Sydney-based Pharmaxis (ASX:PXS) has announced positive results for all primary and
secondary endpoints from the phase 1 clinical trial of PXS‐4728A.
The drug was recently acquired by global pharmaceutical company Boehringer Ingelheim to develop as a treatment for cardiometabolic diseases such as Non-Alcoholic Steatohepatitis (NASH).
In May, Pharmaxis announced the deal with Boehringer Ingelheim, under which it received an upfront payment of $39 million, with the potential for a further $560 million in development milestone payments, plus sales milestones and royalties.
PXS‐4728A is a highly selective inhibitor of an enzyme and adhesion protein (SSAO/VAP‐1 encoded by the AOC3 gene) which reduces inflammation and oxidative stress.
According to the company, further to the phase 1a single ascending dose stage that reported positive results in April 2015, this phase 1b multiple ascending dose stage was conducted in 24 healthy subjects divided into three groups with each taking active or placebo once a day for 14 days.

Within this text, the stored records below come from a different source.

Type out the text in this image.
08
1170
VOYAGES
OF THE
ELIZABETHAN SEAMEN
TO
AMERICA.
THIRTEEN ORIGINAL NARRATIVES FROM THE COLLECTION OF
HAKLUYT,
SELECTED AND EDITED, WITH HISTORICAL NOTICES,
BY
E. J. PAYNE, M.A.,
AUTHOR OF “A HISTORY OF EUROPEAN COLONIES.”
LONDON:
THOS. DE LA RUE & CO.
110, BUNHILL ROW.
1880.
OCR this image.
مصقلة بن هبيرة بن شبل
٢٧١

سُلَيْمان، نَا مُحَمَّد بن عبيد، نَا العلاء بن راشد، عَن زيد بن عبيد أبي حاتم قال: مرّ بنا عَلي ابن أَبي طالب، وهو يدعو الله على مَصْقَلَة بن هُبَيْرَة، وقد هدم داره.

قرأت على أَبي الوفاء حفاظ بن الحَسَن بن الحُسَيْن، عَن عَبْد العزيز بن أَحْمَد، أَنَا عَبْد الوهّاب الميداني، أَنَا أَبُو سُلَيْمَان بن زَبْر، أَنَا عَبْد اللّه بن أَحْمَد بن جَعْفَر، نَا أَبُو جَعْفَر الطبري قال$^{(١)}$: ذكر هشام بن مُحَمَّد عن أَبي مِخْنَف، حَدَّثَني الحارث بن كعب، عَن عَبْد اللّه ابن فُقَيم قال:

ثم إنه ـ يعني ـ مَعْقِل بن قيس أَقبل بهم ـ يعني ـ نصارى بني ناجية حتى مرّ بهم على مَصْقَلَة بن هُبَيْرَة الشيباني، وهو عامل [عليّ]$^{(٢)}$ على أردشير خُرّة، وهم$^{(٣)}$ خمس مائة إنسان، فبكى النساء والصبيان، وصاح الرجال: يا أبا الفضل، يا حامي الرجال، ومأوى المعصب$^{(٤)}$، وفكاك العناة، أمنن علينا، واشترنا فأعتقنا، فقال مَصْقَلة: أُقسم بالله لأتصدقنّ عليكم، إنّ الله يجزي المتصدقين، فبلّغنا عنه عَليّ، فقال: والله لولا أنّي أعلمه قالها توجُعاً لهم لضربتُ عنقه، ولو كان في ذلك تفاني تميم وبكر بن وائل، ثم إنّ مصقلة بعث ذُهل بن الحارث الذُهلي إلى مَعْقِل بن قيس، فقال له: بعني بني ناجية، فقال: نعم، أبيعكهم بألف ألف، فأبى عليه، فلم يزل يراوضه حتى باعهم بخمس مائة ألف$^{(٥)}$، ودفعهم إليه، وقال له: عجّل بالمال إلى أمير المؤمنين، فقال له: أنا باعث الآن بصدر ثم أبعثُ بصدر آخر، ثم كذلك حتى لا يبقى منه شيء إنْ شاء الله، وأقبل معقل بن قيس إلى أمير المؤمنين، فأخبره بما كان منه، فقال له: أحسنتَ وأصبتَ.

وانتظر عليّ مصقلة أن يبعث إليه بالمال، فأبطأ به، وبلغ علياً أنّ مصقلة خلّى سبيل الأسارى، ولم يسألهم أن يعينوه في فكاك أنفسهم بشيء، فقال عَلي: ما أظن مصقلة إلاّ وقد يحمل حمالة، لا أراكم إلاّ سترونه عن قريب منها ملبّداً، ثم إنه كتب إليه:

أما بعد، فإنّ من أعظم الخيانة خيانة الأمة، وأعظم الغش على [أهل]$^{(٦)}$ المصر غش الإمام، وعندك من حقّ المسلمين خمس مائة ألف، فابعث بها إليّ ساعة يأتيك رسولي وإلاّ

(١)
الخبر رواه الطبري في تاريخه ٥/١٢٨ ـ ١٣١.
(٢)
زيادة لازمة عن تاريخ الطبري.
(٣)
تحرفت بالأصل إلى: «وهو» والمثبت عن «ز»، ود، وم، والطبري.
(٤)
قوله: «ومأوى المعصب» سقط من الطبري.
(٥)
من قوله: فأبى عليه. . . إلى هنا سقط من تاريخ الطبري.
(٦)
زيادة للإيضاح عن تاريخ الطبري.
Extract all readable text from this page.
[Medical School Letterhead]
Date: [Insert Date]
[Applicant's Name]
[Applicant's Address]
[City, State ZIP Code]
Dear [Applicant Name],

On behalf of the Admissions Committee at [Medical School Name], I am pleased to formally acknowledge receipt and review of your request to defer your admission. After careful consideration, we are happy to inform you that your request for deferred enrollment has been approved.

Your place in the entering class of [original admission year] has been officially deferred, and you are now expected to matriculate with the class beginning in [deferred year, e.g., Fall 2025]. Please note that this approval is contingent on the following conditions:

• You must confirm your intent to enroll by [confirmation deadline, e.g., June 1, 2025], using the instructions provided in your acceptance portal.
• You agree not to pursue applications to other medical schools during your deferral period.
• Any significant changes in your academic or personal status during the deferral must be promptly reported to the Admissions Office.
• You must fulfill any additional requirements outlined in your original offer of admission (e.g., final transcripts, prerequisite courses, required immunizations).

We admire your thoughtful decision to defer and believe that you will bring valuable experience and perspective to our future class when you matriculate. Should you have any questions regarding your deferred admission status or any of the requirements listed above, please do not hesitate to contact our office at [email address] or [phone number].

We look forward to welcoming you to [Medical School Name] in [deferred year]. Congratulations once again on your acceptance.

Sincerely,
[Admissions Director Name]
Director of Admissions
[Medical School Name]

"Three different dosages of PXS‐4728A were trialled," it said.
The data confirmed the high oral bioavailability of PXS‐4728A, and showed low doses are efficacious in inhibiting the enzyme and cause a long lasting inhibition, suggesting PXS‐4728A can be dosed once a day, Pharmaxis said in a statement.
The company confirmed that the positive results will enable Boehringer Ingelheim to proceed with further development of the program.
“NASH is a disease that is becoming more prevalent and there is a clear need for more effective therapies," said Pharmaxis CEO Mr Gary Phillips. "PXS‐4728A inhibits an enzyme which has been highlighted in independent peer reviewed publications as an excellent target to treat NASH and this first human trial of the drug confirms its strong pre‐clinical profile translates into human studies."
He continued, "It is rare to be able to demonstrate effective target engagement in a phase 1 study so the fact that the long lasting enzyme inhibition seen in the phase 1a study was reinforced when given once a day for 14 days adds to our confidence in PXS‐4728A. We now look forward to the next value appreciating steps as the clinical development program proceeds with Boehringer.”
The company's share price rose 15 per cent in response to the announcement.